Only two tasks were tested: DEI and SES represent two extreme paradigms, leaving intermediate hybrid scenarios uncovered.
Centralization relies on the quality of the instructor: If the instructor agent family has poor judgment, overall performance can drop sharply (the paper acknowledges this as a single-point-of-failure risk).
The space of strategy combinations is not fully exhausted: Certain combinations were excluded due to logical conflicts, but more flexible hybrid strategies may exist.

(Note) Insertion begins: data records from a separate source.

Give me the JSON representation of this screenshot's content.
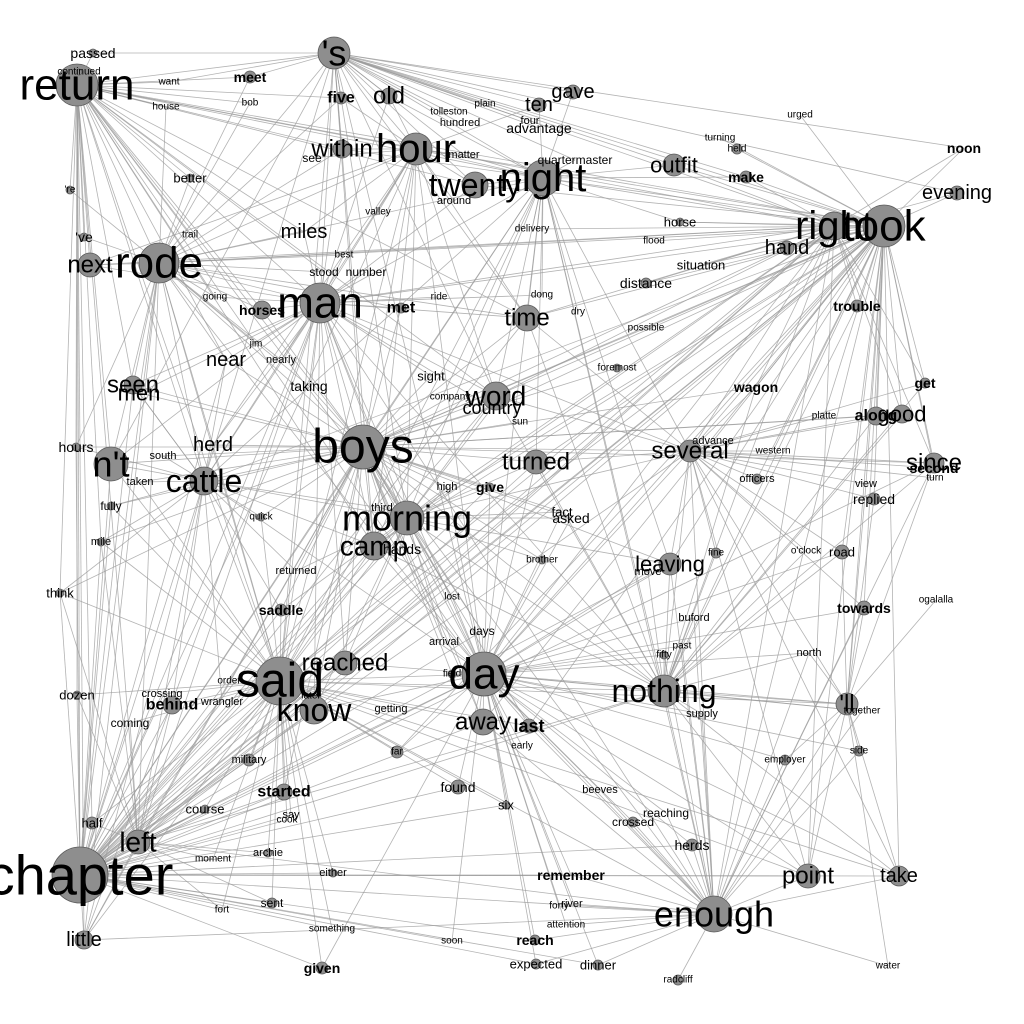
{
  "diagram": {
    "background": "#ffffff",
    "edge_color": "#9a9a9a",
    "node_color": "#8e8e8e",
    "nodes": [
      {
        "id": "chapter",
        "label": "chapter"
      },
      {
        "id": "return",
        "label": "return"
      },
      {
        "id": "s",
        "label": "'s"
      },
      {
        "id": "passed",
        "label": "passed"
      },
      {
        "id": "continued",
        "label": "continued"
      },
      {
        "id": "want",
        "label": "want"
      },
      {
        "id": "meet",
        "label": "meet"
      },
      {
        "id": "house",
        "label": "house"
      },
      {
        "id": "bob",
        "label": "bob"
      },
      {
        "id": "five",
        "label": "five"
      },
      {
        "id": "old",
        "label": "old"
      },
      {
        "id": "tolleston",
        "label": "tolleston"
      },
      {
        "id": "plain",
        "label": "plain"
      },
      {
        "id": "ten",
        "label": "ten"
      },
      {
        "id": "gave",
        "label": "gave"
      },
      {
        "id": "hundred",
        "label": "hundred"
      },
      {
        "id": "four",
        "label": "four"
      },
      {
        "id": "advantage",
        "label": "advantage"
      },
      {
        "id": "within",
        "label": "within"
      },
      {
        "id": "hour",
        "label": "hour"
      },
      {
        "id": "see",
        "label": "see"
      },
      {
        "id": "matter",
        "label": "matter"
      },
      {
        "id": "quartermaster",
        "label": "quartermaster"
      },
      {
        "id": "night",
        "label": "night"
      },
      {
        "id": "twenty",
        "label": "twenty"
      },
      {
        "id": "outfit",
        "label": "outfit"
      },
      {
        "id": "turning",
        "label": "turning"
      },
      {
        "id": "held",
        "label": "held"
      },
      {
        "id": "urged",
        "label": "urged"
      },
      {
        "id": "noon",
        "label": "noon"
      },
      {
        "id": "make",
        "label": "make"
      },
      {
        "id": "evening",
        "label": "evening"
      },
      {
        "id": "better",
        "label": "better"
      },
      {
        "id": "re",
        "label": "'re"
      },
      {
        "id": "valley",
        "label": "valley"
      },
      {
        "id": "around",
        "label": "around"
      },
      {
        "id": "right",
        "label": "right"
      },
      {
        "id": "took",
        "label": "took"
      },
      {
        "id": "horse",
        "label": "horse"
      },
      {
        "id": "flood",
        "label": "flood"
      },
      {
        "id": "hand",
        "label": "hand"
      },
      {
        "id": "trail",
        "label": "trail"
      },
      {
        "id": "delivery",
        "label": "delivery"
      },
      {
        "id": "ve",
        "label": "'ve"
      },
      {
        "id": "miles",
        "label": "miles"
      },
      {
        "id": "best",
        "label": "best"
      },
      {
        "id": "next",
        "label": "next"
      },
      {
        "id": "rode",
        "label": "rode"
      },
      {
        "id": "stood",
        "label": "stood"
      },
      {
        "id": "number",
        "label": "number"
      },
      {
        "id": "situation",
        "label": "situation"
      },
      {
        "id": "distance",
        "label": "distance"
      },
      {
        "id": "going",
        "label": "going"
      },
      {
        "id": "man",
        "label": "man"
      },
      {
        "id": "ride",
        "label": "ride"
      },
      {
        "id": "dong",
        "label": "dong"
      },
      {
        "id": "dry",
        "label": "dry"
      },
      {
        "id": "trouble",
        "label": "trouble"
      },
      {
        "id": "horses",
        "label": "horses"
      },
      {
        "id": "met",
        "label": "met"
      },
      {
        "id": "time",
        "label": "time"
      },
      {
        "id": "possible",
        "label": "possible"
      },
      {
        "id": "jim",
        "label": "jim"
      },
      {
        "id": "near",
        "label": "near"
      },
      {
        "id": "nearly",
        "label": "nearly"
      },
      {
        "id": "foremost",
        "label": "foremost"
      },
      {
        "id": "sight",
        "label": "sight"
      },
      {
        "id": "seen",
        "label": "seen"
      },
      {
        "id": "men",
        "label": "men"
      },
      {
        "id": "taking",
        "label": "taking"
      },
      {
        "id": "wagon",
        "label": "wagon"
      },
      {
        "id": "get",
        "label": "get"
      },
      {
        "id": "company",
        "label": "company"
      },
      {
        "id": "word",
        "label": "word"
      },
      {
        "id": "country",
        "label": "country"
      },
      {
        "id": "plate",
        "label": "platte"
      },
      {
        "id": "along",
        "label": "along"
      },
      {
        "id": "good",
        "label": "good"
      },
      {
        "id": "sun",
        "label": "sun"
      },
      {
        "id": "boys",
        "label": "boys"
      },
      {
        "id": "hours",
        "label": "hours"
      },
      {
        "id": "nt",
        "label": "n't"
      },
      {
        "id": "herd",
        "label": "herd"
      },
      {
        "id": "south",
        "label": "south"
      },
      {
        "id": "advance",
        "label": "advance"
      },
      {
        "id": "several",
        "label": "several"
      },
      {
        "id": "western",
        "label": "western"
      },
      {
        "id": "since",
        "label": "since"
      },
      {
        "id": "second",
        "label": "second"
      },
      {
        "id": "turn",
        "label": "turn"
      },
      {
        "id": "cattle",
        "label": "cattle"
      },
      {
        "id": "taken",
        "label": "taken"
      },
      {
        "id": "turned",
        "label": "turned"
      },
      {
        "id": "officers",
        "label": "officers"
      },
      {
        "id": "high",
        "label": "high"
      },
      {
        "id": "give",
        "label": "give"
      },
      {
        "id": "view",
        "label": "view"
      },
      {
        "id": "replied",
        "label": "replied"
      },
      {
        "id": "fully",
        "label": "fully"
      },
      {
        "id": "third",
        "label": "third"
      },
      {
        "id": "morning",
        "label": "morning"
      },
      {
        "id": "fact",
        "label": "fact"
      },
      {
        "id": "asked",
        "label": "asked"
      },
      {
        "id": "quick",
        "label": "quick"
      },
      {
        "id": "mile",
        "label": "mile"
      },
      {
        "id": "camp",
        "label": "camp"
      },
      {
        "id": "hands",
        "label": "hands"
      },
      {
        "id": "fine",
        "label": "fine"
      },
      {
        "id": "oclock",
        "label": "o'clock"
      },
      {
        "id": "road",
        "label": "road"
      },
      {
        "id": "brother",
        "label": "brother"
      },
      {
        "id": "leaving",
        "label": "leaving"
      },
      {
        "id": "move",
        "label": "move"
      },
      {
        "id": "returned",
        "label": "returned"
      },
      {
        "id": "think",
        "label": "think"
      },
      {
        "id": "lost",
        "label": "lost"
      },
      {
        "id": "ogalalla",
        "label": "ogalalla"
      },
      {
        "id": "saddle",
        "label": "saddle"
      },
      {
        "id": "towards",
        "label": "towards"
      },
      {
        "id": "buford",
        "label": "buford"
      },
      {
        "id": "days",
        "label": "days"
      },
      {
        "id": "arrival",
        "label": "arrival"
      },
      {
        "id": "past",
        "label": "past"
      },
      {
        "id": "fifty",
        "label": "fifty"
      },
      {
        "id": "north",
        "label": "north"
      },
      {
        "id": "reached",
        "label": "reached"
      },
      {
        "id": "day",
        "label": "day"
      },
      {
        "id": "said",
        "label": "said"
      },
      {
        "id": "field",
        "label": "field"
      },
      {
        "id": "nothing",
        "label": "nothing"
      },
      {
        "id": "dozen",
        "label": "dozen"
      },
      {
        "id": "crossing",
        "label": "crossing"
      },
      {
        "id": "order",
        "label": "order"
      },
      {
        "id": "later",
        "label": "later"
      },
      {
        "id": "ll",
        "label": "'ll"
      },
      {
        "id": "together",
        "label": "together"
      },
      {
        "id": "behind",
        "label": "behind"
      },
      {
        "id": "wrangler",
        "label": "wrangler"
      },
      {
        "id": "know",
        "label": "know"
      },
      {
        "id": "getting",
        "label": "getting"
      },
      {
        "id": "away",
        "label": "away"
      },
      {
        "id": "last",
        "label": "last"
      },
      {
        "id": "supply",
        "label": "supply"
      },
      {
        "id": "coming",
        "label": "coming"
      },
      {
        "id": "early",
        "label": "early"
      },
      {
        "id": "far",
        "label": "far"
      },
      {
        "id": "side",
        "label": "side"
      },
      {
        "id": "military",
        "label": "military"
      },
      {
        "id": "employer",
        "label": "employer"
      },
      {
        "id": "found",
        "label": "found"
      },
      {
        "id": "beeves",
        "label": "beeves"
      },
      {
        "id": "started",
        "label": "started"
      },
      {
        "id": "course",
        "label": "course"
      },
      {
        "id": "six",
        "label": "six"
      },
      {
        "id": "say",
        "label": "say"
      },
      {
        "id": "cook",
        "label": "cook"
      },
      {
        "id": "reaching",
        "label": "reaching"
      },
      {
        "id": "crossed",
        "label": "crossed"
      },
      {
        "id": "half",
        "label": "half"
      },
      {
        "id": "left",
        "label": "left"
      },
      {
        "id": "herds",
        "label": "herds"
      },
      {
        "id": "archie",
        "label": "archie"
      },
      {
        "id": "moment",
        "label": "moment"
      },
      {
        "id": "either",
        "label": "either"
      },
      {
        "id": "remember",
        "label": "remember"
      },
      {
        "id": "point",
        "label": "point"
      },
      {
        "id": "take",
        "label": "take"
      },
      {
        "id": "fort",
        "label": "fort"
      },
      {
        "id": "sent",
        "label": "sent"
      },
      {
        "id": "forty",
        "label": "forty"
      },
      {
        "id": "river",
        "label": "river"
      },
      {
        "id": "enough",
        "label": "enough"
      },
      {
        "id": "attention",
        "label": "attention"
      },
      {
        "id": "something",
        "label": "something"
      },
      {
        "id": "little",
        "label": "little"
      },
      {
        "id": "reach",
        "label": "reach"
      },
      {
        "id": "soon",
        "label": "soon"
      },
      {
        "id": "expected",
        "label": "expected"
      },
      {
        "id": "dinner",
        "label": "dinner"
      },
      {
        "id": "given",
        "label": "given"
      },
      {
        "id": "water",
        "label": "water"
      },
      {
        "id": "radcliff",
        "label": "radcliff"
      }
    ]
  }
}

vs CAMEL (Li et al., 2023): CAMEL fixes an instructor-agent two-party dialogue paradigm, whereas this work analyzes more participants and interaction patterns.
vs MetaGPT (Qian et al., 2025): MetaGPT uses a pipeline architecture, while this work focuses on non-pipelined, discussion-style collaboration.
vs Debate (Du et al., 2024): Debate is a special case of the G1-P1-I1 configuration in this work, and they prove that this is not the optimal choice.

Rating¶

Novelty: ⭐⭐⭐⭐ The four-dimensional decomposition framework is systematic; although not an entirely new concept, it is highly formalized.
Experimental Thoroughness: ⭐⭐⭐⭐ Detailed ablation experiments across various strategy combinations, though limited to GPT-4o and two tasks.
Writing Quality: ⭐⭐⭐⭐⭐ Extremely clear structure, intuitive diagrams, and complete taxonomy.
Value: ⭐⭐⭐⭐ Provides direct guiding significance for the design of multi-agent systems.